4. PT Sri Rejeki Isman Tbk (SRIL) alias Sritex
Selain PBRX, emiten tekstil milik Keluarga Lukminto, Sritex, juga sedang memikul utang yang segunung hingga nyaris default (gagal bayar). Kondisi keuangan tersebut membuat perusahaan mencoba peruntungan di lini bisnis tambahan.
Sebelum PBRX, manajemen Sritex juga memutuskan masuk ke lini bisnis baru dalam produksi pakaian APD dan masker kain.
Hal tersebut terungkap dalam keterbukaan informasi pada 11 Mei 2021, yang kemudian diperbarui pada 25 Mei lalu.
Untuk mengembangkan lini bisnis baru ini, disebutkan setidaknya perusahaan memerlukan investasi senilai Rp 280,5 miliar yang akan didanai dari internal perusahaan.
Adapun rencana ini sudah mendapat persetujuan pemegang saham di RUPS Tahunan perusahaan pada 28 Mei 2021.
Sementara, menurut KJPP FAST yang mendapatkan penugasan studi kelayakan mengenai penambahan lini bisnis perusahaan, rencana proyek ini layak untuk dilaksanakan.
Asal tahu saja, SRIL menyatakan saat ini perseroan sedang dalam proses PKPU di tiga negara, antara lain Indonesia, Singapura, dan Amerika Serikat (AS).
Proses PKPU di Indonesia, misalnya, Majelis Hakim Pengadilan Niaga pada Pengadilan Negeri Semarang telah memutuskan untuk mengabulkan permintaan perusahaan untuk memperpanjang proses PKPU hingga 90 hari ke depan.
Sementara itu, perusahaan baru-baru ini mengalami penurunan rating Jangka Panjang Issuer Default Rating (IDR) menjadi RD (Restricted Default) dari sebelumnya C yang dilakukan oleh lembaga pemeringkat global Fitch Ratings.
Ini terjadi seiring Sritex tidak memenuhi pembayaran bunga jatuh tempo sekitar US$ 850.000 atau setara dengan Rp 11,9 miliar (kurs US$ 1 = Rp 14.000) atas pinjaman sindikasi senilai US$ 350 juta atau Rp 4,9 triliun, yang jatuh tempo 23 April 2021.
5. PT Asia Pacific Fibers Tbk (POLY)
Pada tahun lalu, diversifikasi ke produksi APD dan masker juga dilakukan emiten tekstil lainnya, yakni POLY, yang berfokus pada industri kimia, serat sintetis, dan tekstil.
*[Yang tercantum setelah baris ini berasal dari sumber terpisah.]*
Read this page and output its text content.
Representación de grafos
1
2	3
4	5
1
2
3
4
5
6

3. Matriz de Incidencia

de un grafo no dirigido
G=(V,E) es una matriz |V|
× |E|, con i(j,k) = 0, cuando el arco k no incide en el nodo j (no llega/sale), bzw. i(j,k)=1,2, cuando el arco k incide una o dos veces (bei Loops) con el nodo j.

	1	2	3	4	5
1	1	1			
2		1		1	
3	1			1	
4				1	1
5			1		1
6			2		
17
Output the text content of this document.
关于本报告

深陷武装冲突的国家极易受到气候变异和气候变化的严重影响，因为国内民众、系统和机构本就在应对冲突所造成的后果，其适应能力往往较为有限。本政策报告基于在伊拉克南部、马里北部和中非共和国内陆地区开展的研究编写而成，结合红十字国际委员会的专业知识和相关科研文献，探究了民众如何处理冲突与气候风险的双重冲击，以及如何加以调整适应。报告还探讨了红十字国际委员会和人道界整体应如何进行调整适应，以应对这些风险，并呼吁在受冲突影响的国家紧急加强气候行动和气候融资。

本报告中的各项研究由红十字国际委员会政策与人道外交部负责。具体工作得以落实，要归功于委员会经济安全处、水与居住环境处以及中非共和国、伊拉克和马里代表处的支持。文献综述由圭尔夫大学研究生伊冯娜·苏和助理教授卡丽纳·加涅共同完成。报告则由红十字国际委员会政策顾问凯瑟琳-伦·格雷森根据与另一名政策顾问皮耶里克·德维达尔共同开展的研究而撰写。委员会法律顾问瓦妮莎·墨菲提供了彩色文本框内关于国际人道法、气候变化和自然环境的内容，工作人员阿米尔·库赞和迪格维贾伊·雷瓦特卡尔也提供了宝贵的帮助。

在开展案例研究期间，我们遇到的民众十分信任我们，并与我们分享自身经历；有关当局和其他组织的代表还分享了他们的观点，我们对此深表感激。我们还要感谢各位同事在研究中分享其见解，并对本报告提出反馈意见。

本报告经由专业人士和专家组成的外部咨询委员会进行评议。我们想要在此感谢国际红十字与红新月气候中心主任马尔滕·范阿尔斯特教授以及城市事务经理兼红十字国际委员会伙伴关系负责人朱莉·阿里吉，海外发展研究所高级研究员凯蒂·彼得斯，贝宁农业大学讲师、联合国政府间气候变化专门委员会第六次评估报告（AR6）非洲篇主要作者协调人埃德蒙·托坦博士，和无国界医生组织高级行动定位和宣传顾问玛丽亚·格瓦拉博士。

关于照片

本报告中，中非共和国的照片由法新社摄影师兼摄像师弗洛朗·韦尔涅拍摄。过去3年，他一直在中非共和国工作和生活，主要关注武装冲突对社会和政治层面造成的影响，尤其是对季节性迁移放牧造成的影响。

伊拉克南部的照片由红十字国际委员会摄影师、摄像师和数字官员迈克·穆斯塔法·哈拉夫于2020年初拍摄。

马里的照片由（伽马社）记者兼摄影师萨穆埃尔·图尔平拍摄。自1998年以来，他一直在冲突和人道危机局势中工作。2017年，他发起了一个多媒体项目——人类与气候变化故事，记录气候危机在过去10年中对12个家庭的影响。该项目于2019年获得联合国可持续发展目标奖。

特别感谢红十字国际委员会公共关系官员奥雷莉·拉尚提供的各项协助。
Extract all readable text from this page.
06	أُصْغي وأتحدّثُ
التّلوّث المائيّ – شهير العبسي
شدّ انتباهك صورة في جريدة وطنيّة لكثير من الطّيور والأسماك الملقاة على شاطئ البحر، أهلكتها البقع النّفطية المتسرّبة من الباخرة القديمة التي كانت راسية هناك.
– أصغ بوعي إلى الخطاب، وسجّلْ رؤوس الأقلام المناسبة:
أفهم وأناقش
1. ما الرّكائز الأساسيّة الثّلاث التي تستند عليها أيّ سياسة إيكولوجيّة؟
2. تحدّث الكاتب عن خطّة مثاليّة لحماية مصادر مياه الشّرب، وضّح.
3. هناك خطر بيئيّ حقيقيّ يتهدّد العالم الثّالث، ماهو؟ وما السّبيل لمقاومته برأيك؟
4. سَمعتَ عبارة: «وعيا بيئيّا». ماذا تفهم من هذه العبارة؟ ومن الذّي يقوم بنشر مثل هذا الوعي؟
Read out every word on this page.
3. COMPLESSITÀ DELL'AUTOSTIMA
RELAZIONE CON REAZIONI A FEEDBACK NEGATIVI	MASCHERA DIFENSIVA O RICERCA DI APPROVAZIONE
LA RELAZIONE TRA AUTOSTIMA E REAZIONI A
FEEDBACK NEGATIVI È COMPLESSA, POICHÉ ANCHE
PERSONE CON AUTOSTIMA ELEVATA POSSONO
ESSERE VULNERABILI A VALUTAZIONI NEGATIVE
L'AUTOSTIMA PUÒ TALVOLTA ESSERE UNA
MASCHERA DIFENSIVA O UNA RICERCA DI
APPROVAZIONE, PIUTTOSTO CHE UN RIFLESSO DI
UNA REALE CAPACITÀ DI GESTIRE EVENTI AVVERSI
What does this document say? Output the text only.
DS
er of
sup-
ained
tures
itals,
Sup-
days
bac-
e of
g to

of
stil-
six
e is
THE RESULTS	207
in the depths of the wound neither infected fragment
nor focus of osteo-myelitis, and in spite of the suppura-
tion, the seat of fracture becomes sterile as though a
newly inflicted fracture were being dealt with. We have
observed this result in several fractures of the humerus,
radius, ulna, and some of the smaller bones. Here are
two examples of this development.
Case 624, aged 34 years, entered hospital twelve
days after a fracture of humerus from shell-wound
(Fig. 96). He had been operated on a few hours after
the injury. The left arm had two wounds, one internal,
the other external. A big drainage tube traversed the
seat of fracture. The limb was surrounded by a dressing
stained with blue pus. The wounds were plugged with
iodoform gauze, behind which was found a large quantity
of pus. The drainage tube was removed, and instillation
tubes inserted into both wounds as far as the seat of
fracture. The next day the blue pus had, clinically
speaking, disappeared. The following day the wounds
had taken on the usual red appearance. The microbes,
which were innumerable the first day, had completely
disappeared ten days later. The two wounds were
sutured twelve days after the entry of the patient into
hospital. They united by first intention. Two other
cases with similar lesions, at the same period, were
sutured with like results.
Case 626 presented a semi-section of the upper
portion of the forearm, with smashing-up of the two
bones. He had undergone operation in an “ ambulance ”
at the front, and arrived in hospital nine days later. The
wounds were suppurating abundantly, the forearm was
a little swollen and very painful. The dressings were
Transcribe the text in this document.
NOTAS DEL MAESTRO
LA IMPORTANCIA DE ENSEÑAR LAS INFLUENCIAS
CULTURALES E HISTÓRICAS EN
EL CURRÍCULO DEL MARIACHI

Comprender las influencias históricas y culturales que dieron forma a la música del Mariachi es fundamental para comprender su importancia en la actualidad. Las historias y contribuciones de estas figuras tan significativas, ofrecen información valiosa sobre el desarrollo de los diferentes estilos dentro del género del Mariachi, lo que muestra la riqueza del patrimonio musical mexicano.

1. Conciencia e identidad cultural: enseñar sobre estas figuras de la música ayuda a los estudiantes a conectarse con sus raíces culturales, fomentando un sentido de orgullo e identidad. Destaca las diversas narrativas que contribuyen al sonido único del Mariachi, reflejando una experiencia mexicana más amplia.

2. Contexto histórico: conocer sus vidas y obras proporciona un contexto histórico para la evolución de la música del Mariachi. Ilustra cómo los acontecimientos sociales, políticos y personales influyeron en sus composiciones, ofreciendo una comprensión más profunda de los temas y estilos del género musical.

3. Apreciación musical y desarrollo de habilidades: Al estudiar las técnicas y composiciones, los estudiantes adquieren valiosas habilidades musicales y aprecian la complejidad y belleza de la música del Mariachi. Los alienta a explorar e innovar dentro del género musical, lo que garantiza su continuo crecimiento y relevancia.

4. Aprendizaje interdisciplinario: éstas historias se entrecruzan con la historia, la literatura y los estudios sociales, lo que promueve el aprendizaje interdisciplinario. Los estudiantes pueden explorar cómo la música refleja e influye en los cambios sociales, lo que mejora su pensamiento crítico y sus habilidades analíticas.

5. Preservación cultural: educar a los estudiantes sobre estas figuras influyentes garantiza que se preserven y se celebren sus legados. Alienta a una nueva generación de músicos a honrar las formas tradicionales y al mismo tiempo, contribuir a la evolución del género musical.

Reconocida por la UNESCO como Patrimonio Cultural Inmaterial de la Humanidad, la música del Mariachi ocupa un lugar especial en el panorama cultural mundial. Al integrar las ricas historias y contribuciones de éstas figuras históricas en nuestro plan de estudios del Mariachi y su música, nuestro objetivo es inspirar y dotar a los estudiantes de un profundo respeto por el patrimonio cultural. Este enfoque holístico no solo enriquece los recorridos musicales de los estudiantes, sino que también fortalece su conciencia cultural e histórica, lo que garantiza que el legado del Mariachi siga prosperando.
Perusahaan sudah mendapatkan pesanan untuk memproduksi APD dan selimut untuk tenaga medis dan paramedis. Izin produksi dan izin edar pun sudah dikantongi, meskipun total nilai pesanan tersebut masih belum bisa menutup biaya operasional.
"Namun sedikit bisa meringankan beban perusahaan," kata Presiden Direktur POLY V. Ravi Shankar, dalam keterbukaan informasi di BEI, Selasa (5/5/2020).
Dampak pandemi membuat POLY terpaksa akhirnya menutup operasional pabrik perusahaan di Karawang (Jawa Barat) dan Kaliwungu (Kendal, Jawa Tengah) beberapa bulan sejak 5 Mei 2020.
Selama pabrik dalam masa shutdown, kata Ravi, seluruh karyawan akan dirumahkan sementara waktu (dengan memberikan kompensasi selama dirumahkan) kecuali karyawan bagian maintenance yang ditunjuk untuk masuk sesuai jadwal yang telah ditetapkan dan dibantu beberapa kontraktor dari luar untuk melakukan perbaikan dan perawatan mesin-mesin produksi agar tetap dalam kondisi baik.